Saturday, June 7, 2008
Judgement Day
Thursday, June 5, 2008
Water Theft
Yesterday we escorted a crane to a poor farm area in order to rip out buried irrigation pipes. These pipes provided water to fields of tomatoes, cucumbers, and hay. "That's a corn field there," said BBA Mohammed. I've never seen corn here so we argued about this for a minute. All the pipes we destroyed were illegal. Farmers siphon water from nearby government canals to keep from having to clean their own canals. "Did you ever think the government would come here and do this?" I asked one delinquent farmer. "I've been taking this water for a long time," he said.
In 1982 Saddam paid Turkish engineers to build 150km of canals in Yusufiya for irrigation and potable water. At the time Yusufiya was world renown for date palm trees. But Saddam's wars prevented important irrigation maintenance. Until recently Al Qaeda shot or threatened government workers who tried cleaning the canals. Nasar, the Yusufiya government irrigation engineer, asked American and Iraqi soldiers to escort him into the fields. The farmers knew they were breaking the law and didn't argue when the crane smashed their pipes. One farmer gave us lunch: unleavened bread, salted cucumber slices, wheels of cheese, fried eggs, and marmalade that everyone sipped from the same jar.
Monday, June 2, 2008
the Path of Literature
A'adil is a short, leather-brown Iraqi man with ashen hair and deep set eyes. He smokes "5 Star" cigarettes and always wears trim khakis. "My life was school, the army, the wars, all of it was controlled, it was as though I lived in a tunnel," he explained. "I don't want this generation to have the same experience."

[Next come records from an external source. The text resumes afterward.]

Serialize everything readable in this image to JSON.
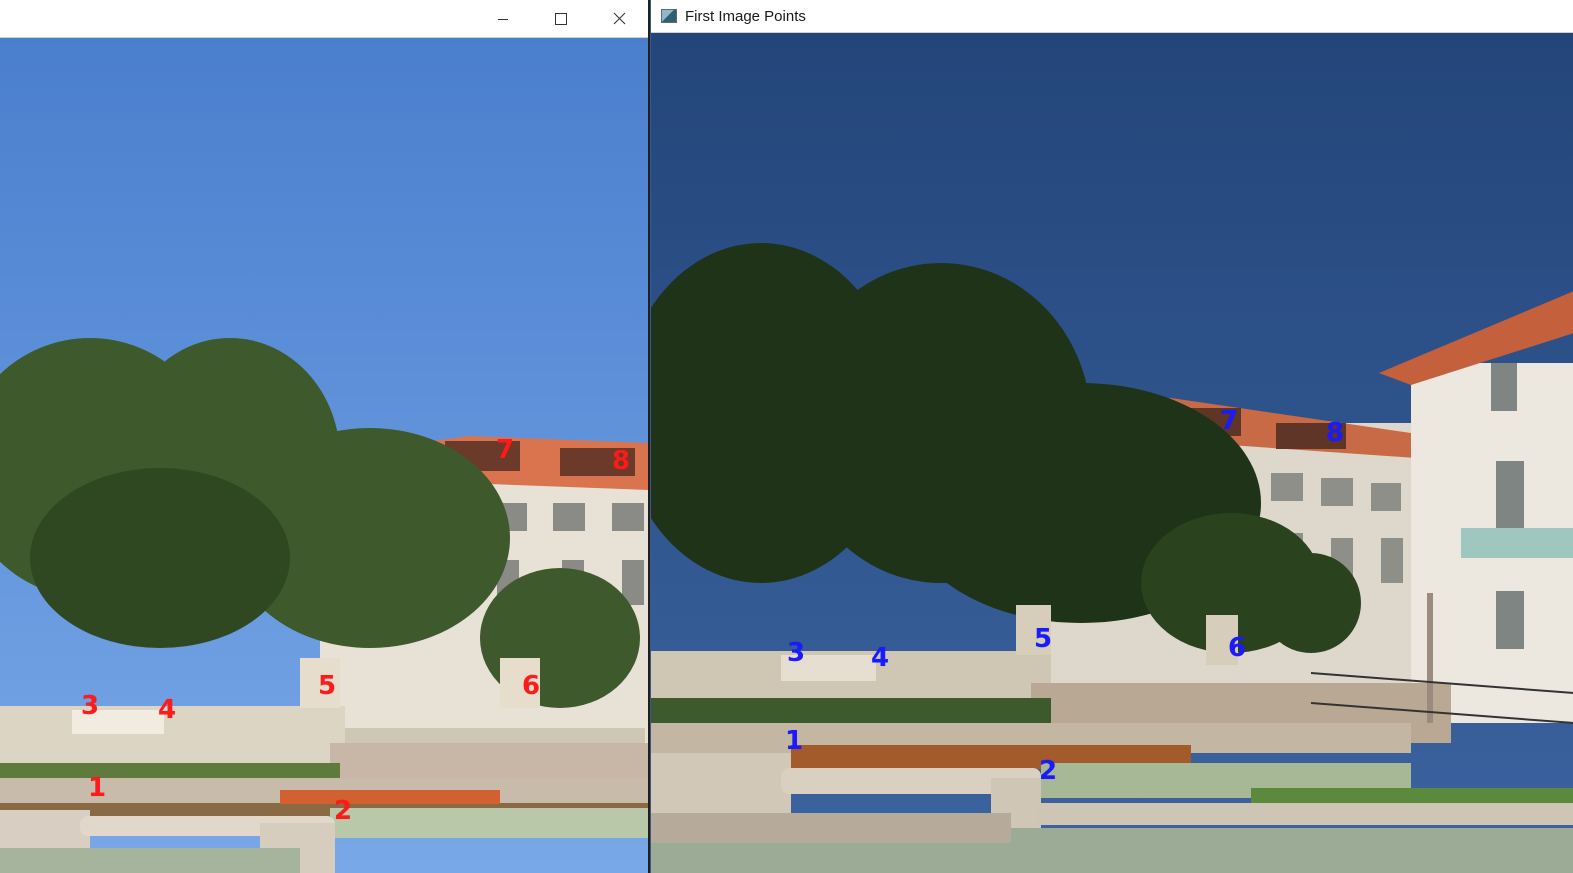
{
  "windows": {
    "left": {
      "title": "",
      "controls": [
        "minimize",
        "maximize",
        "close"
      ],
      "marker_color": "#ff1a1a",
      "markers": [
        "1",
        "2",
        "3",
        "4",
        "5",
        "6",
        "7",
        "8"
      ]
    },
    "right": {
      "title": "First Image Points",
      "icon": "app-window-icon",
      "marker_color": "#1a1aff",
      "markers": [
        "1",
        "2",
        "3",
        "4",
        "5",
        "6",
        "7",
        "8"
      ]
    }
  }
}
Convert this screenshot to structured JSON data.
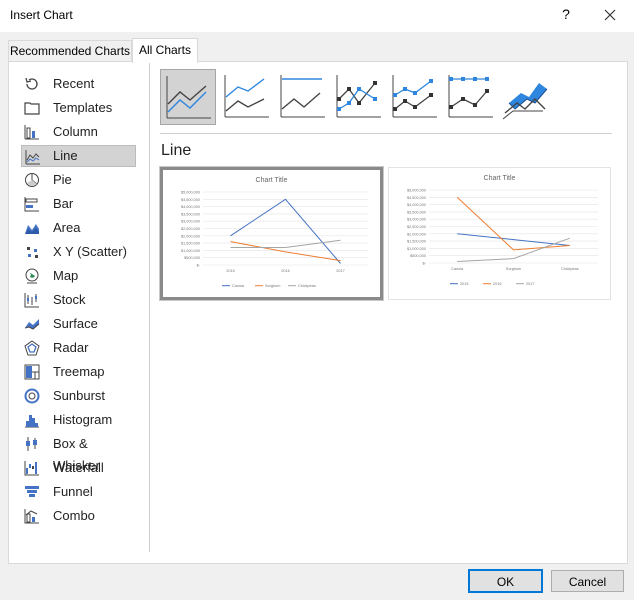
{
  "window": {
    "title": "Insert Chart",
    "help_label": "?"
  },
  "tabs": [
    {
      "label": "Recommended Charts",
      "active": false
    },
    {
      "label": "All Charts",
      "active": true
    }
  ],
  "categories": [
    {
      "label": "Recent",
      "icon": "recent-icon"
    },
    {
      "label": "Templates",
      "icon": "templates-icon"
    },
    {
      "label": "Column",
      "icon": "column-chart-icon"
    },
    {
      "label": "Line",
      "icon": "line-chart-icon",
      "selected": true
    },
    {
      "label": "Pie",
      "icon": "pie-chart-icon"
    },
    {
      "label": "Bar",
      "icon": "bar-chart-icon"
    },
    {
      "label": "Area",
      "icon": "area-chart-icon"
    },
    {
      "label": "X Y (Scatter)",
      "icon": "scatter-chart-icon"
    },
    {
      "label": "Map",
      "icon": "map-chart-icon"
    },
    {
      "label": "Stock",
      "icon": "stock-chart-icon"
    },
    {
      "label": "Surface",
      "icon": "surface-chart-icon"
    },
    {
      "label": "Radar",
      "icon": "radar-chart-icon"
    },
    {
      "label": "Treemap",
      "icon": "treemap-chart-icon"
    },
    {
      "label": "Sunburst",
      "icon": "sunburst-chart-icon"
    },
    {
      "label": "Histogram",
      "icon": "histogram-chart-icon"
    },
    {
      "label": "Box & Whisker",
      "icon": "box-whisker-chart-icon"
    },
    {
      "label": "Waterfall",
      "icon": "waterfall-chart-icon"
    },
    {
      "label": "Funnel",
      "icon": "funnel-chart-icon"
    },
    {
      "label": "Combo",
      "icon": "combo-chart-icon"
    }
  ],
  "chart_type_heading": "Line",
  "subtypes": [
    {
      "icon": "line-icon",
      "selected": true
    },
    {
      "icon": "stacked-line-icon"
    },
    {
      "icon": "100-stacked-line-icon"
    },
    {
      "icon": "line-with-markers-icon"
    },
    {
      "icon": "stacked-line-with-markers-icon"
    },
    {
      "icon": "100-stacked-line-with-markers-icon"
    },
    {
      "icon": "3d-line-icon"
    }
  ],
  "colors": {
    "blue": "#4472c4",
    "orange": "#ed7d31",
    "gray": "#a5a5a5",
    "accent": "#0078d7"
  },
  "chart_data": [
    {
      "type": "line",
      "title": "Chart Title",
      "categories": [
        "2015",
        "2016",
        "2017"
      ],
      "series": [
        {
          "name": "Canola",
          "values": [
            2000000,
            4500000,
            100000
          ]
        },
        {
          "name": "Sorghum",
          "values": [
            1600000,
            900000,
            300000
          ]
        },
        {
          "name": "Chickpeas",
          "values": [
            1200000,
            1200000,
            1700000
          ]
        }
      ],
      "y_ticks": [
        "$-",
        "$500,000",
        "$1,000,000",
        "$1,500,000",
        "$2,000,000",
        "$2,500,000",
        "$3,000,000",
        "$3,500,000",
        "$4,000,000",
        "$4,500,000",
        "$5,000,000"
      ],
      "ylim": [
        0,
        5000000
      ],
      "grid": true,
      "legend": "bottom",
      "selected": true
    },
    {
      "type": "line",
      "title": "Chart Title",
      "categories": [
        "Canola",
        "Sorghum",
        "Chickpeas"
      ],
      "series": [
        {
          "name": "2015",
          "values": [
            2000000,
            1600000,
            1200000
          ]
        },
        {
          "name": "2016",
          "values": [
            4500000,
            900000,
            1200000
          ]
        },
        {
          "name": "2017",
          "values": [
            100000,
            300000,
            1700000
          ]
        }
      ],
      "y_ticks": [
        "$-",
        "$500,000",
        "$1,000,000",
        "$1,500,000",
        "$2,000,000",
        "$2,500,000",
        "$3,000,000",
        "$3,500,000",
        "$4,000,000",
        "$4,500,000",
        "$5,000,000"
      ],
      "ylim": [
        0,
        5000000
      ],
      "grid": true,
      "legend": "bottom",
      "selected": false
    }
  ],
  "buttons": {
    "ok": "OK",
    "cancel": "Cancel"
  }
}
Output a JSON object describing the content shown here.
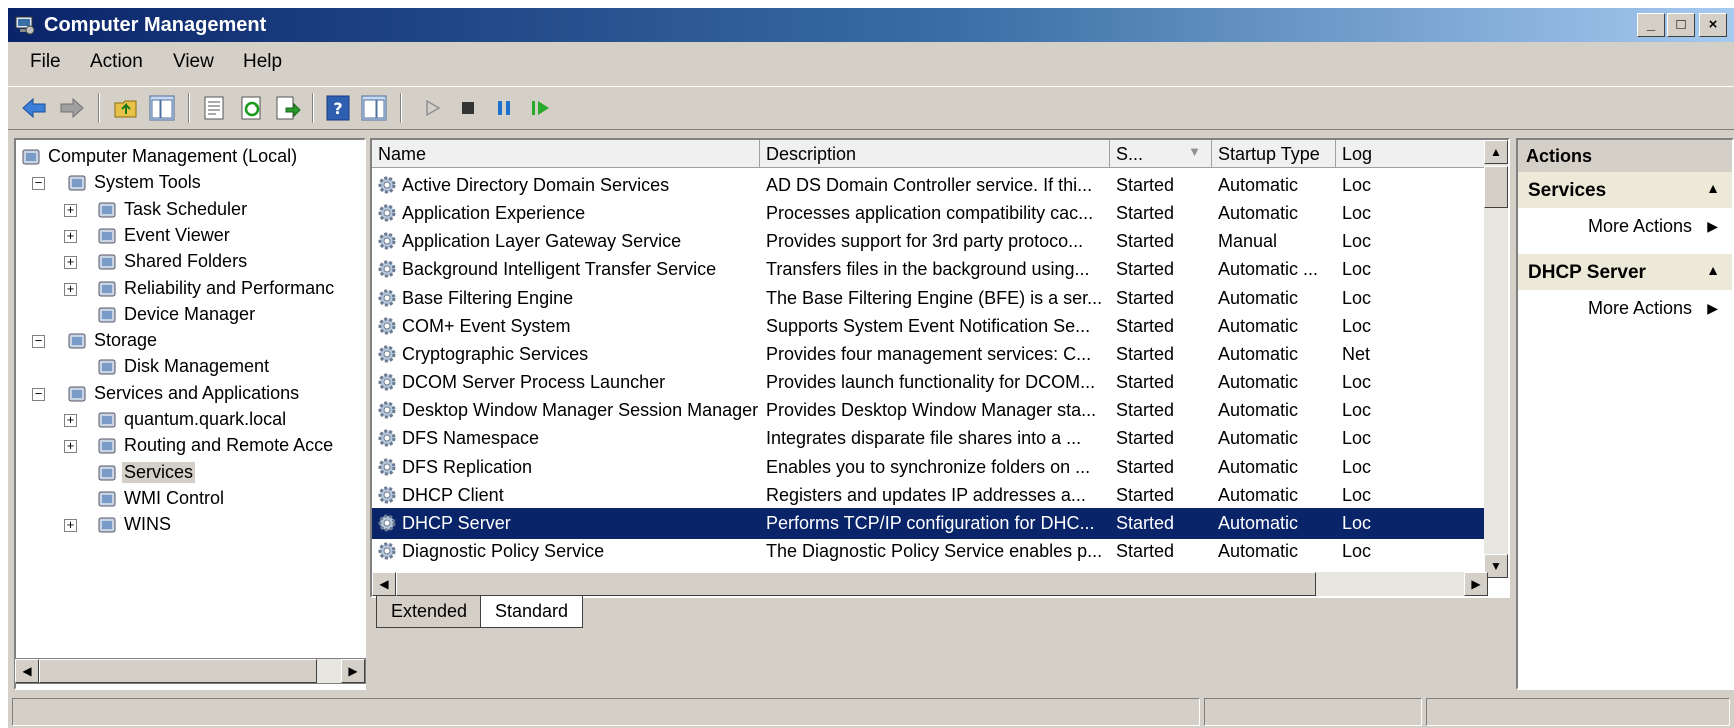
{
  "window": {
    "title": "Computer Management",
    "controls": [
      "_",
      "□",
      "×"
    ]
  },
  "menu": [
    "File",
    "Action",
    "View",
    "Help"
  ],
  "tree": {
    "items": [
      {
        "label": "Computer Management (Local)",
        "icon": "computer-icon",
        "expander": ""
      },
      {
        "label": "System Tools",
        "icon": "tools-icon",
        "expander": "−"
      },
      {
        "label": "Task Scheduler",
        "icon": "clock-icon",
        "expander": "+"
      },
      {
        "label": "Event Viewer",
        "icon": "event-viewer-icon",
        "expander": "+"
      },
      {
        "label": "Shared Folders",
        "icon": "shared-folders-icon",
        "expander": "+"
      },
      {
        "label": "Reliability and Performanc",
        "icon": "performance-icon",
        "expander": "+"
      },
      {
        "label": "Device Manager",
        "icon": "device-manager-icon",
        "expander": ""
      },
      {
        "label": "Storage",
        "icon": "storage-icon",
        "expander": "−"
      },
      {
        "label": "Disk Management",
        "icon": "disk-icon",
        "expander": ""
      },
      {
        "label": "Services and Applications",
        "icon": "services-apps-icon",
        "expander": "−"
      },
      {
        "label": "quantum.quark.local",
        "icon": "dns-icon",
        "expander": "+"
      },
      {
        "label": "Routing and Remote Acce",
        "icon": "routing-icon",
        "expander": "+"
      },
      {
        "label": "Services",
        "icon": "gear-icon",
        "expander": ""
      },
      {
        "label": "WMI Control",
        "icon": "wmi-icon",
        "expander": ""
      },
      {
        "label": "WINS",
        "icon": "server-icon",
        "expander": "+"
      }
    ]
  },
  "list": {
    "columns": [
      "Name",
      "Description",
      "S...",
      "Startup Type",
      "Log"
    ],
    "rows": [
      {
        "name": "Active Directory Domain Services",
        "description": "AD DS Domain Controller service. If thi...",
        "status": "Started",
        "startup": "Automatic",
        "logon": "Loc"
      },
      {
        "name": "Application Experience",
        "description": "Processes application compatibility cac...",
        "status": "Started",
        "startup": "Automatic",
        "logon": "Loc"
      },
      {
        "name": "Application Layer Gateway Service",
        "description": "Provides support for 3rd party protoco...",
        "status": "Started",
        "startup": "Manual",
        "logon": "Loc"
      },
      {
        "name": "Background Intelligent Transfer Service",
        "description": "Transfers files in the background using...",
        "status": "Started",
        "startup": "Automatic ...",
        "logon": "Loc"
      },
      {
        "name": "Base Filtering Engine",
        "description": "The Base Filtering Engine (BFE) is a ser...",
        "status": "Started",
        "startup": "Automatic",
        "logon": "Loc"
      },
      {
        "name": "COM+ Event System",
        "description": "Supports System Event Notification Se...",
        "status": "Started",
        "startup": "Automatic",
        "logon": "Loc"
      },
      {
        "name": "Cryptographic Services",
        "description": "Provides four management services: C...",
        "status": "Started",
        "startup": "Automatic",
        "logon": "Net"
      },
      {
        "name": "DCOM Server Process Launcher",
        "description": "Provides launch functionality for DCOM...",
        "status": "Started",
        "startup": "Automatic",
        "logon": "Loc"
      },
      {
        "name": "Desktop Window Manager Session Manager",
        "description": "Provides Desktop Window Manager sta...",
        "status": "Started",
        "startup": "Automatic",
        "logon": "Loc"
      },
      {
        "name": "DFS Namespace",
        "description": "Integrates disparate file shares into a ...",
        "status": "Started",
        "startup": "Automatic",
        "logon": "Loc"
      },
      {
        "name": "DFS Replication",
        "description": "Enables you to synchronize folders on ...",
        "status": "Started",
        "startup": "Automatic",
        "logon": "Loc"
      },
      {
        "name": "DHCP Client",
        "description": "Registers and updates IP addresses a...",
        "status": "Started",
        "startup": "Automatic",
        "logon": "Loc"
      },
      {
        "name": "DHCP Server",
        "description": "Performs TCP/IP configuration for DHC...",
        "status": "Started",
        "startup": "Automatic",
        "logon": "Loc"
      },
      {
        "name": "Diagnostic Policy Service",
        "description": "The Diagnostic Policy Service enables p...",
        "status": "Started",
        "startup": "Automatic",
        "logon": "Loc"
      }
    ],
    "selected_row": "DHCP Server"
  },
  "tabs": [
    "Extended",
    "Standard"
  ],
  "actions": {
    "header": "Actions",
    "sections": [
      {
        "title": "Services",
        "item": "More Actions"
      },
      {
        "title": "DHCP Server",
        "item": "More Actions"
      }
    ]
  },
  "colors": {
    "selection": "#0a246a",
    "titlebar": "#0a246a",
    "chrome": "#d4d0c8"
  }
}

Though he has a Chemical Engineering degree and Newspaper editing experience, A'adil fixes televisions. Even plasma screens. He repaired one on the patrol base. When I heard he was a writer I asked him to teach a class at the renovated Community Center (a project completed by the Infantry company here). A'adil agreed to teach poetry.
Last night was his first class. 15 teenage boys attended: sitting in two rows, taking notes, and standing up to ask questions. "What is poetry," A'adil rhetorically asked, "An expression of the human soul with special words--to reach a certain aim or goal." Ali translated all this for me on the fly. "There are two types of poetry: classical or 'vertical poetry' and modern," continued A'adil. "Any questions?" A boy raised his hand, "sir, will there be an exam?" "No," laughed A'adil, "I want to give you this class to teach you the way of literature instead of killing." Another boy asked, "are there long poems?" It was a good class.